TikTok’s efforts to address US data privacy fears may have holes. A self-proclaimed whistleblower talking to The Washington Post says the social network’s plan to protect American users’ data, Project Texas, has major flaws. The former Trust and Safety team member claims the $1.5 billion initiative will still let TikTok connect to parent company ByteDance’s Toutiao, a well-known Chinese news app. That link could theoretically allow China to access US data. A truly secure approach would require a “complete re-engineering” of the service’s infrastructure, the ex-employee says.
The staffer also claims to have met with the offices of Sen. Chuck Grassley and Sen. Mark Warner to discuss the alleged weaknesses. Representatives for both senators acknowledged that meetings had taken place.
We’ve asked TikTok for comment. Unnamed people at the social media giant tell The Post that the claims are “unfounded,” and the Toutiao code only amounts to a “naming convention and technical relic” that doesn’t tie the app to China. They also believe that the relocation of US data to Oracle servers undercuts the assertion that Toutiao could affect the US business. The whistleblower was only employed for half a year, and he supposedly left months before Project Texas was finalized. He may not know the full picture, in other words.

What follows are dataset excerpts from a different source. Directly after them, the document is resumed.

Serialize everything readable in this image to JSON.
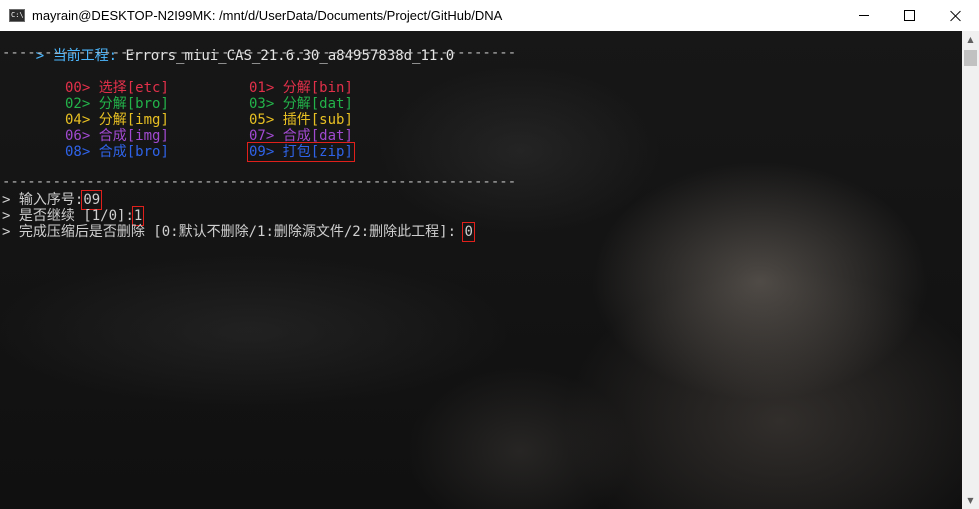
{
  "window": {
    "icon_label": "C:\\",
    "title": "mayrain@DESKTOP-N2I99MK: /mnt/d/UserData/Documents/Project/GitHub/DNA"
  },
  "terminal": {
    "prompt": ">",
    "project_label": "当前工程:",
    "project_name": "Errors_miui_CAS_21.6.30_a84957838d_11.0",
    "separator": "-------------------------------------------------------------",
    "menu_arrow": ">",
    "menu": [
      {
        "num": "00",
        "label": "选择[etc]",
        "color": "#e2304a"
      },
      {
        "num": "01",
        "label": "分解[bin]",
        "color": "#e2304a"
      },
      {
        "num": "02",
        "label": "分解[bro]",
        "color": "#23b34a"
      },
      {
        "num": "03",
        "label": "分解[dat]",
        "color": "#23b34a"
      },
      {
        "num": "04",
        "label": "分解[img]",
        "color": "#e8c023"
      },
      {
        "num": "05",
        "label": "插件[sub]",
        "color": "#e8c023"
      },
      {
        "num": "06",
        "label": "合成[img]",
        "color": "#a14ad0"
      },
      {
        "num": "07",
        "label": "合成[dat]",
        "color": "#a14ad0"
      },
      {
        "num": "08",
        "label": "合成[bro]",
        "color": "#2f63e8"
      },
      {
        "num": "09",
        "label": "打包[zip]",
        "color": "#2f63e8"
      }
    ],
    "inputs": [
      {
        "label": "输入序号:",
        "value": "09"
      },
      {
        "label": "是否继续 [1/0]:",
        "value": "1"
      },
      {
        "label": "完成压缩后是否删除 [0:默认不删除/1:删除源文件/2:删除此工程]:",
        "value": "0"
      }
    ]
  },
  "colors": {
    "highlight": "#4db8ff",
    "annotation_box": "#e0201b"
  },
  "scrollbar": {
    "up_arrow": "▲",
    "down_arrow": "▼"
  }
}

TikTok has repeatedly denied cooperating with the Chinese government, and there’s no publicly known evidence to that effect. Douyin, the equivalent app available inside China, has completely separate content.
The timing of the purported revelation isn’t good for TikTok. House and Senate bills (Warner co-sponsored the latter bill) could lead to nationwide TikTok bans if they become law, and CEO Shou Zi Chew is set to testify before the House on March 23rd to address security and child safety concerns. Politicians are worried the Chinese government may use TikTok to collect data on Americans and spread propaganda, and the report doesn’t help ease those fears.